Watkins-Hayes joins the second cohort of University Diversity and Social Transformation Professors. The professorship recognizes senior faculty who have shown a commitment to the university’s ideals of diversity, equity, and inclusion through their scholarship, teaching, or service and engagement. 

“My intellectual commitments are motivated by a desire to offer analyses and prescriptions, based on empirically and conceptually rich research, that address the real-world issues that limit human potential,” said Watkins-Hayes. “I'm thrilled to join a community of such interdisciplinary breadth with scholars who share those same goals and see the work as critical to do both within and outside of the academy.”

Celeste Watkins-Hayes is a professor of public policy and sociology at the University of Michigan’s Gerald R. Ford School of Public Policy and Department of Sociology. She is an author and educator widely credited for her research at the intersection of inequality, public policy, and institutions, with a special focus on urban poverty and race, class, and gender studies. Dr. Watkins-Hayes has published two books, numerous articles in journals and edited volumes, and pieces in The New York Times, The Atlantic, The Chronicle of Higher Education, and Chicago Magazine. She has been widely quoted in the popular press as a national expert on social inequality and HIV/AIDS. The release of Remaking a Life: How Women Living with HIV/AIDS Confront Inequality (2019, University of California Press) has been covered by The Chicago Tribune, Ms. Magazine, EBONY, Chicago Public Radio, New York Public Radio, Detroit Public Radio, POZ Magazine, PBS Newshour, Chicago Tonight, and several other outlets across the country. The book is the 2020 winner of the Eliot Freidson Outstanding Publication Award bestowed by the American Sociological Association Medical Sociology Section and the Co-Winner of the Distinguished Book Award Section from the ASA Section on Sex and Gender.

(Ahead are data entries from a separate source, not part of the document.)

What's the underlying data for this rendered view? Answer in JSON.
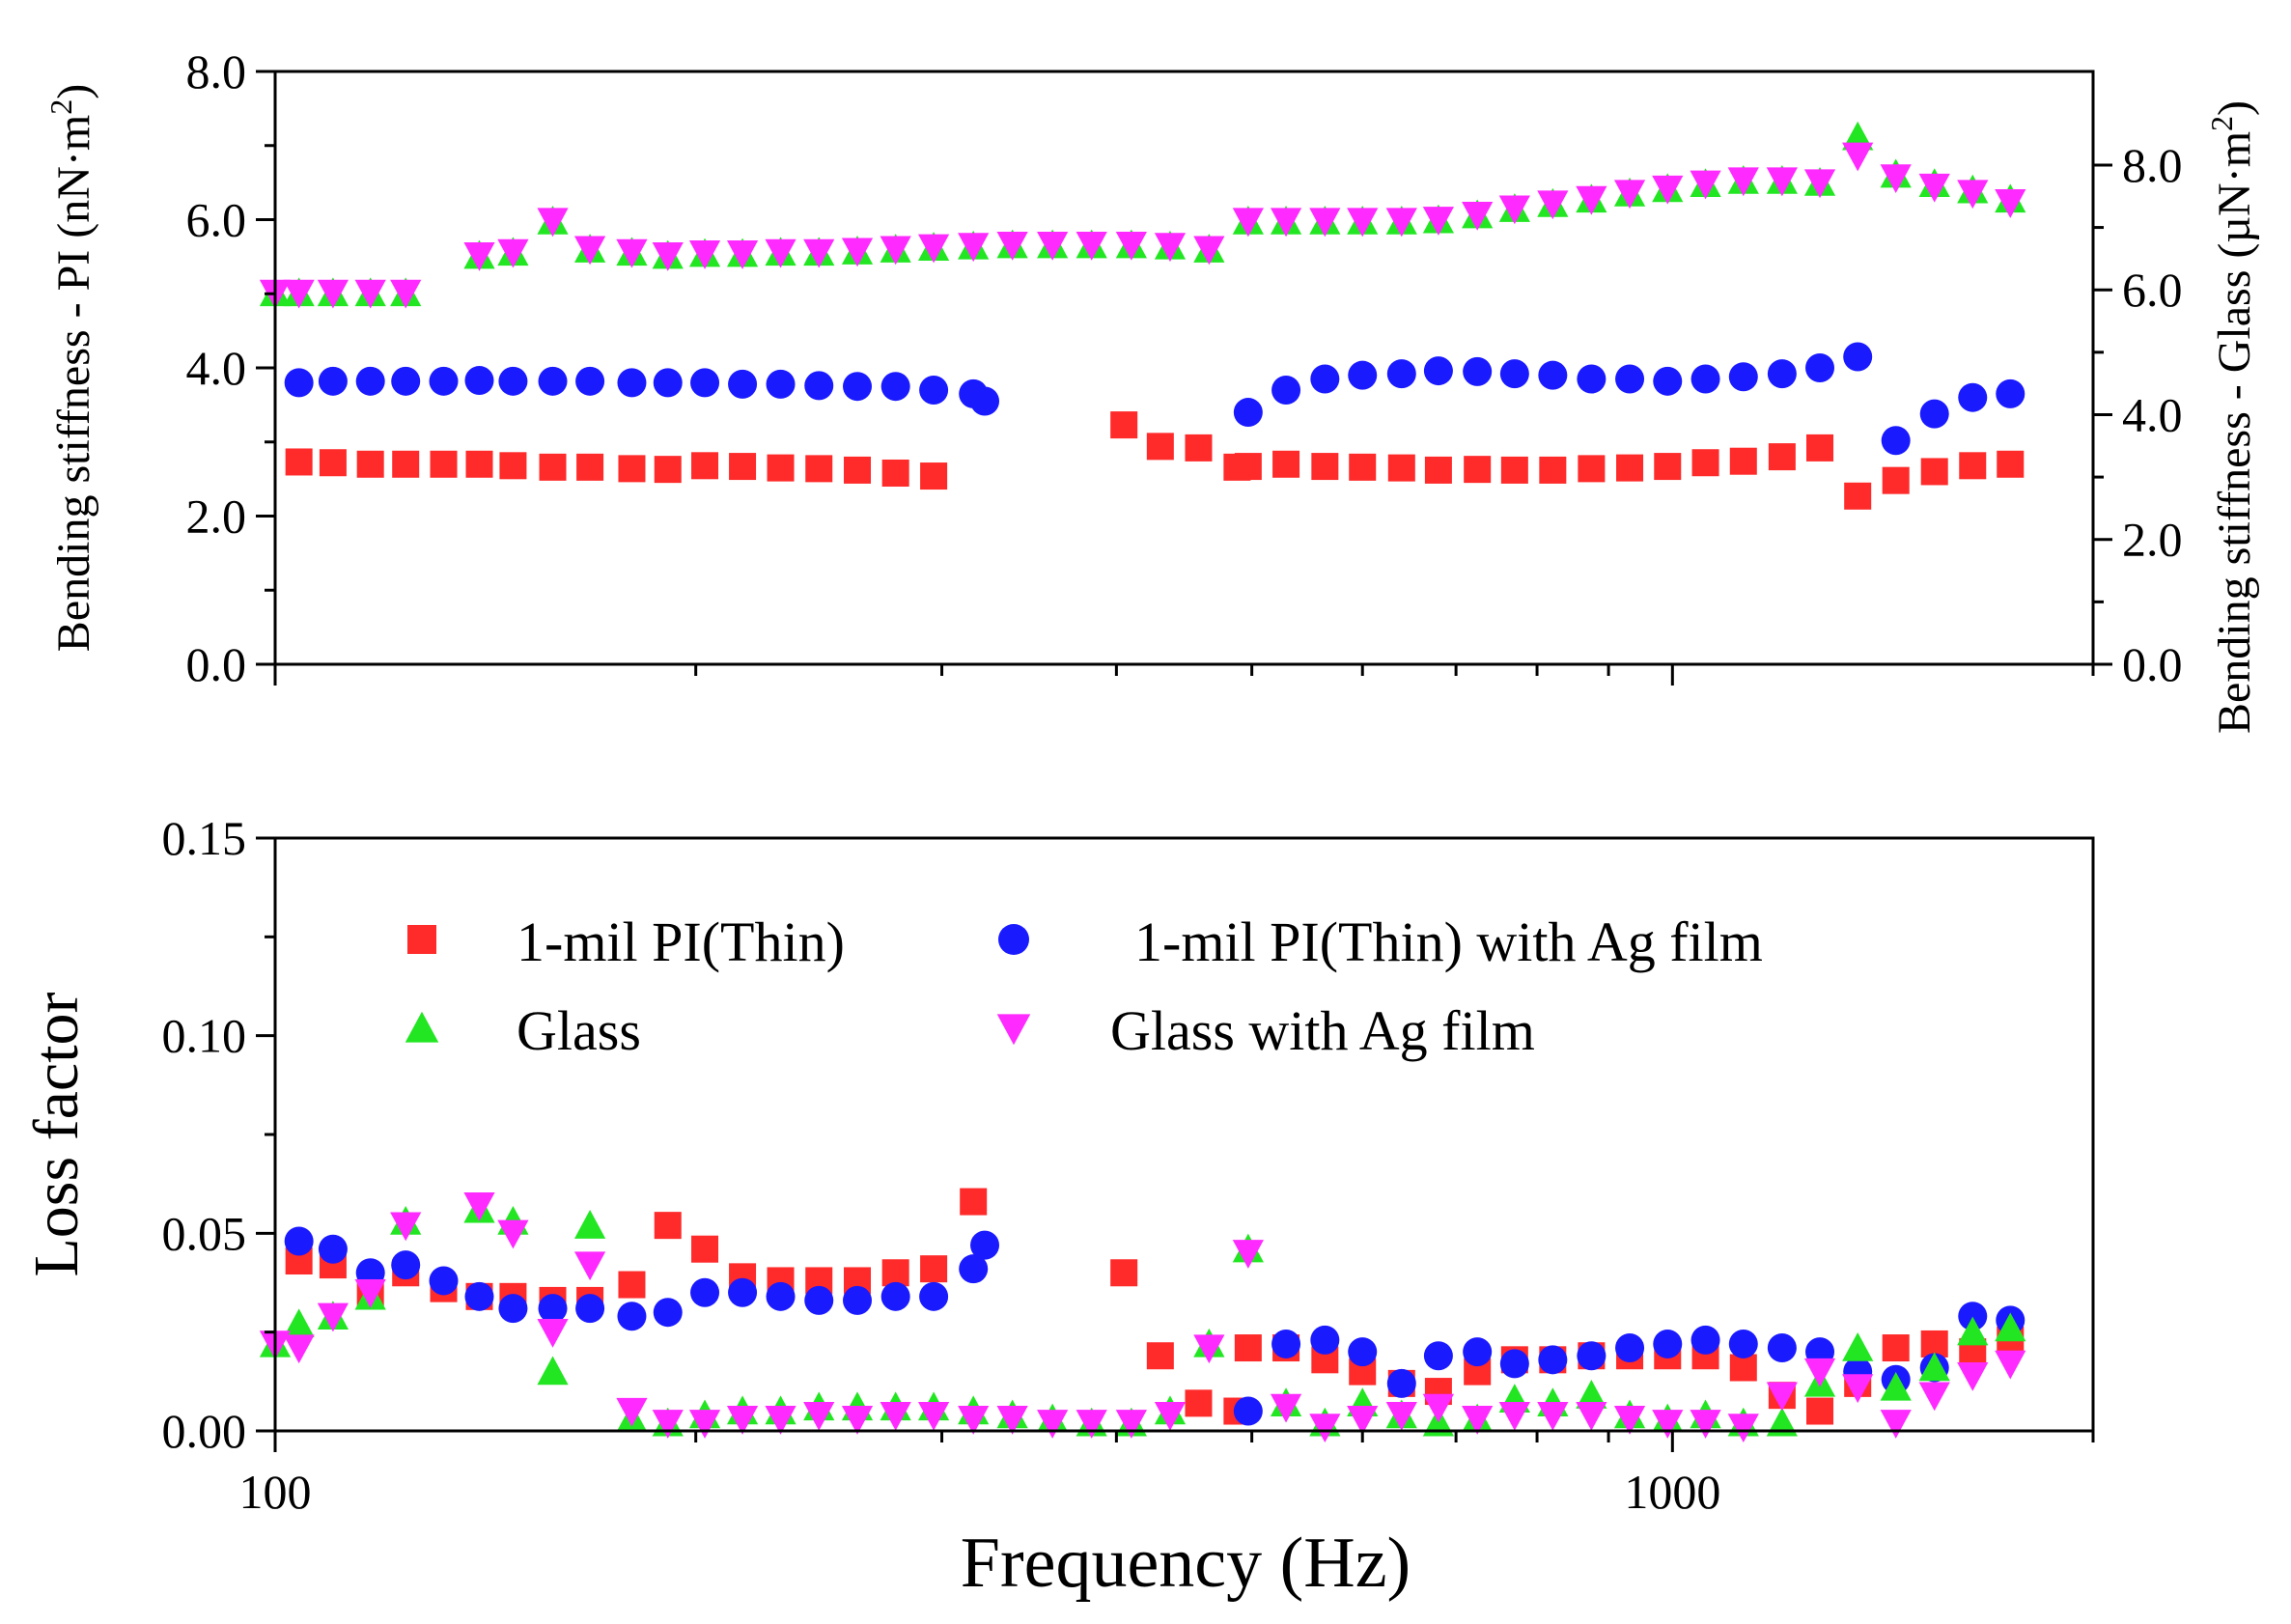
{
  "colors": {
    "pi": "#ff2a2a",
    "pi_ag": "#1a1aff",
    "glass": "#22e622",
    "glass_ag": "#ff2aff"
  },
  "chart_data": [
    {
      "id": "stiffness",
      "type": "scatter",
      "x_scale": "log",
      "xlim": [
        100,
        2000
      ],
      "ylabel": "Bending stiffness - PI (nN·m²)",
      "ylabel_main": "Bending stiffness - PI (nN·m",
      "ylabel_sup": "2",
      "ylabel_close": ")",
      "ylim": [
        0,
        8
      ],
      "yticks": [
        "0.0",
        "2.0",
        "4.0",
        "6.0",
        "8.0"
      ],
      "y2label": "Bending stiffness - Glass (µN·m²)",
      "y2label_main": "Bending stiffness - Glass (µN·m",
      "y2label_sup": "2",
      "y2label_close": ")",
      "y2lim": [
        0,
        9.5
      ],
      "y2ticks": [
        "0.0",
        "2.0",
        "4.0",
        "6.0",
        "8.0"
      ],
      "series": [
        {
          "name": "1-mil PI(Thin)",
          "marker": "square",
          "color_key": "pi",
          "axis": "left",
          "x": [
            104,
            110,
            117,
            124,
            132,
            140,
            148,
            158,
            168,
            180,
            191,
            203,
            216,
            230,
            245,
            261,
            278,
            296,
            405,
            430,
            458,
            488,
            497,
            529,
            564,
            600,
            640,
            680,
            725,
            771,
            821,
            875,
            932,
            992,
            1056,
            1124,
            1198,
            1275,
            1357,
            1445,
            1540,
            1640,
            1745
          ],
          "y": [
            2.73,
            2.72,
            2.7,
            2.7,
            2.7,
            2.7,
            2.68,
            2.66,
            2.66,
            2.64,
            2.63,
            2.68,
            2.67,
            2.65,
            2.64,
            2.62,
            2.58,
            2.54,
            3.23,
            2.94,
            2.92,
            2.66,
            2.67,
            2.7,
            2.67,
            2.66,
            2.65,
            2.62,
            2.63,
            2.62,
            2.62,
            2.64,
            2.65,
            2.67,
            2.72,
            2.74,
            2.8,
            2.92,
            2.27,
            2.48,
            2.6,
            2.68,
            2.7
          ]
        },
        {
          "name": "1-mil PI(Thin) with Ag film",
          "marker": "circle",
          "color_key": "pi_ag",
          "axis": "left",
          "x": [
            104,
            110,
            117,
            124,
            132,
            140,
            148,
            158,
            168,
            180,
            191,
            203,
            216,
            230,
            245,
            261,
            278,
            296,
            316,
            322,
            497,
            529,
            564,
            600,
            640,
            680,
            725,
            771,
            821,
            875,
            932,
            992,
            1056,
            1124,
            1198,
            1275,
            1357,
            1445,
            1540,
            1640,
            1745
          ],
          "y": [
            3.8,
            3.82,
            3.82,
            3.82,
            3.82,
            3.83,
            3.82,
            3.82,
            3.82,
            3.8,
            3.8,
            3.8,
            3.78,
            3.78,
            3.76,
            3.75,
            3.75,
            3.7,
            3.65,
            3.55,
            3.4,
            3.7,
            3.85,
            3.9,
            3.92,
            3.96,
            3.95,
            3.92,
            3.9,
            3.85,
            3.85,
            3.82,
            3.85,
            3.88,
            3.92,
            4.0,
            4.15,
            3.02,
            3.38,
            3.6,
            3.65
          ]
        },
        {
          "name": "Glass",
          "marker": "triangle-up",
          "color_key": "glass",
          "axis": "right",
          "x": [
            100,
            104,
            110,
            117,
            124,
            140,
            148,
            158,
            168,
            180,
            191,
            203,
            216,
            230,
            245,
            261,
            278,
            296,
            316,
            337,
            360,
            384,
            410,
            437,
            466,
            497,
            529,
            564,
            600,
            640,
            680,
            725,
            771,
            821,
            875,
            932,
            992,
            1056,
            1124,
            1198,
            1275,
            1357,
            1445,
            1540,
            1640,
            1745
          ],
          "y": [
            5.95,
            5.95,
            5.95,
            5.95,
            5.95,
            6.55,
            6.6,
            7.1,
            6.65,
            6.6,
            6.55,
            6.58,
            6.58,
            6.6,
            6.6,
            6.62,
            6.65,
            6.68,
            6.7,
            6.72,
            6.72,
            6.72,
            6.72,
            6.7,
            6.65,
            7.1,
            7.1,
            7.1,
            7.1,
            7.1,
            7.12,
            7.2,
            7.3,
            7.38,
            7.45,
            7.55,
            7.62,
            7.7,
            7.75,
            7.75,
            7.72,
            8.45,
            7.85,
            7.7,
            7.6,
            7.45
          ]
        },
        {
          "name": "Glass with Ag film",
          "marker": "triangle-down",
          "color_key": "glass_ag",
          "axis": "right",
          "x": [
            100,
            104,
            110,
            117,
            124,
            140,
            148,
            158,
            168,
            180,
            191,
            203,
            216,
            230,
            245,
            261,
            278,
            296,
            316,
            337,
            360,
            384,
            410,
            437,
            466,
            497,
            529,
            564,
            600,
            640,
            680,
            725,
            771,
            821,
            875,
            932,
            992,
            1056,
            1124,
            1198,
            1275,
            1357,
            1445,
            1540,
            1640,
            1745
          ],
          "y": [
            5.95,
            5.95,
            5.95,
            5.95,
            5.95,
            6.55,
            6.6,
            7.1,
            6.65,
            6.6,
            6.55,
            6.58,
            6.58,
            6.6,
            6.6,
            6.62,
            6.65,
            6.68,
            6.7,
            6.72,
            6.72,
            6.72,
            6.72,
            6.7,
            6.65,
            7.1,
            7.1,
            7.1,
            7.1,
            7.1,
            7.12,
            7.2,
            7.3,
            7.38,
            7.45,
            7.55,
            7.62,
            7.7,
            7.75,
            7.75,
            7.72,
            8.15,
            7.8,
            7.65,
            7.55,
            7.4
          ]
        }
      ]
    },
    {
      "id": "loss",
      "type": "scatter",
      "x_scale": "log",
      "xlim": [
        100,
        2000
      ],
      "xlabel": "Frequency (Hz)",
      "xticks": [
        "100",
        "1000"
      ],
      "xtick_values": [
        100,
        1000
      ],
      "ylabel": "Loss factor",
      "ylim": [
        0,
        0.15
      ],
      "yticks": [
        "0.00",
        "0.05",
        "0.10",
        "0.15"
      ],
      "legend": {
        "position": "top",
        "entries": [
          {
            "label": "1-mil PI(Thin)",
            "marker": "square",
            "color_key": "pi"
          },
          {
            "label": "1-mil PI(Thin) with Ag film",
            "marker": "circle",
            "color_key": "pi_ag"
          },
          {
            "label": "Glass",
            "marker": "triangle-up",
            "color_key": "glass"
          },
          {
            "label": "Glass with Ag film",
            "marker": "triangle-down",
            "color_key": "glass_ag"
          }
        ]
      },
      "series": [
        {
          "name": "1-mil PI(Thin)",
          "marker": "square",
          "color_key": "pi",
          "x": [
            104,
            110,
            117,
            124,
            132,
            140,
            148,
            158,
            168,
            180,
            191,
            203,
            216,
            230,
            245,
            261,
            278,
            296,
            316,
            405,
            430,
            458,
            488,
            497,
            529,
            564,
            600,
            640,
            680,
            725,
            771,
            821,
            875,
            932,
            992,
            1056,
            1124,
            1198,
            1275,
            1357,
            1445,
            1540,
            1640,
            1745
          ],
          "y": [
            0.043,
            0.042,
            0.035,
            0.04,
            0.036,
            0.034,
            0.034,
            0.033,
            0.033,
            0.037,
            0.052,
            0.046,
            0.039,
            0.038,
            0.038,
            0.038,
            0.04,
            0.041,
            0.058,
            0.04,
            0.019,
            0.007,
            0.005,
            0.021,
            0.021,
            0.018,
            0.015,
            0.012,
            0.01,
            0.015,
            0.018,
            0.018,
            0.019,
            0.019,
            0.019,
            0.019,
            0.016,
            0.009,
            0.005,
            0.012,
            0.021,
            0.022,
            0.02,
            0.023
          ]
        },
        {
          "name": "1-mil PI(Thin) with Ag film",
          "marker": "circle",
          "color_key": "pi_ag",
          "x": [
            104,
            110,
            117,
            124,
            132,
            140,
            148,
            158,
            168,
            180,
            191,
            203,
            216,
            230,
            245,
            261,
            278,
            296,
            316,
            322,
            497,
            529,
            564,
            600,
            640,
            680,
            725,
            771,
            821,
            875,
            932,
            992,
            1056,
            1124,
            1198,
            1275,
            1357,
            1445,
            1540,
            1640,
            1745
          ],
          "y": [
            0.048,
            0.046,
            0.04,
            0.042,
            0.038,
            0.034,
            0.031,
            0.031,
            0.031,
            0.029,
            0.03,
            0.035,
            0.035,
            0.034,
            0.033,
            0.033,
            0.034,
            0.034,
            0.041,
            0.047,
            0.005,
            0.022,
            0.023,
            0.02,
            0.012,
            0.019,
            0.02,
            0.017,
            0.018,
            0.019,
            0.021,
            0.022,
            0.023,
            0.022,
            0.021,
            0.02,
            0.015,
            0.013,
            0.016,
            0.029,
            0.028
          ]
        },
        {
          "name": "Glass",
          "marker": "triangle-up",
          "color_key": "glass",
          "x": [
            100,
            104,
            110,
            117,
            124,
            140,
            148,
            158,
            168,
            180,
            191,
            203,
            216,
            230,
            245,
            261,
            278,
            296,
            316,
            337,
            360,
            384,
            410,
            437,
            466,
            497,
            529,
            564,
            600,
            640,
            680,
            725,
            771,
            821,
            875,
            932,
            992,
            1056,
            1124,
            1198,
            1275,
            1357,
            1445,
            1540,
            1640,
            1745
          ],
          "y": [
            0.022,
            0.027,
            0.029,
            0.034,
            0.053,
            0.056,
            0.053,
            0.015,
            0.052,
            0.003,
            0.002,
            0.004,
            0.005,
            0.005,
            0.006,
            0.006,
            0.006,
            0.006,
            0.005,
            0.004,
            0.003,
            0.002,
            0.002,
            0.005,
            0.022,
            0.046,
            0.007,
            0.002,
            0.007,
            0.004,
            0.002,
            0.003,
            0.008,
            0.007,
            0.009,
            0.004,
            0.003,
            0.004,
            0.002,
            0.002,
            0.012,
            0.021,
            0.011,
            0.016,
            0.025,
            0.026
          ]
        },
        {
          "name": "Glass with Ag film",
          "marker": "triangle-down",
          "color_key": "glass_ag",
          "x": [
            100,
            104,
            110,
            117,
            124,
            140,
            148,
            158,
            168,
            180,
            191,
            203,
            216,
            230,
            245,
            261,
            278,
            296,
            316,
            337,
            360,
            384,
            410,
            437,
            466,
            497,
            529,
            564,
            600,
            640,
            680,
            725,
            771,
            821,
            875,
            932,
            992,
            1056,
            1124,
            1198,
            1275,
            1357,
            1445,
            1540,
            1640,
            1745
          ],
          "y": [
            0.022,
            0.021,
            0.029,
            0.035,
            0.052,
            0.057,
            0.05,
            0.025,
            0.042,
            0.005,
            0.002,
            0.002,
            0.003,
            0.003,
            0.004,
            0.003,
            0.004,
            0.004,
            0.003,
            0.003,
            0.002,
            0.002,
            0.002,
            0.004,
            0.021,
            0.045,
            0.006,
            0.001,
            0.003,
            0.004,
            0.006,
            0.003,
            0.004,
            0.004,
            0.004,
            0.003,
            0.002,
            0.002,
            0.001,
            0.009,
            0.015,
            0.011,
            0.002,
            0.009,
            0.014,
            0.017
          ]
        }
      ]
    }
  ]
}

Her first book, The New Welfare Bureaucrats: Entanglements of Race, Class, and Policy Reform, was a Finalist for the 2009 C. Wright Mills Book Award from the Society for the Study of Social Problems and the 2011 Max Weber Book Award from the American Sociological Association. Dr. Watkins-Hayes holds a PhD and MA in sociology from Harvard University and a BA from Spelman College, where she graduated summa cum laude. She served on the board of trustees of Spelman College for over a decade in various leadership roles, leading the search process for the college’s 10th president. She currently serves on the board of directors of the Detroit Institute of Arts.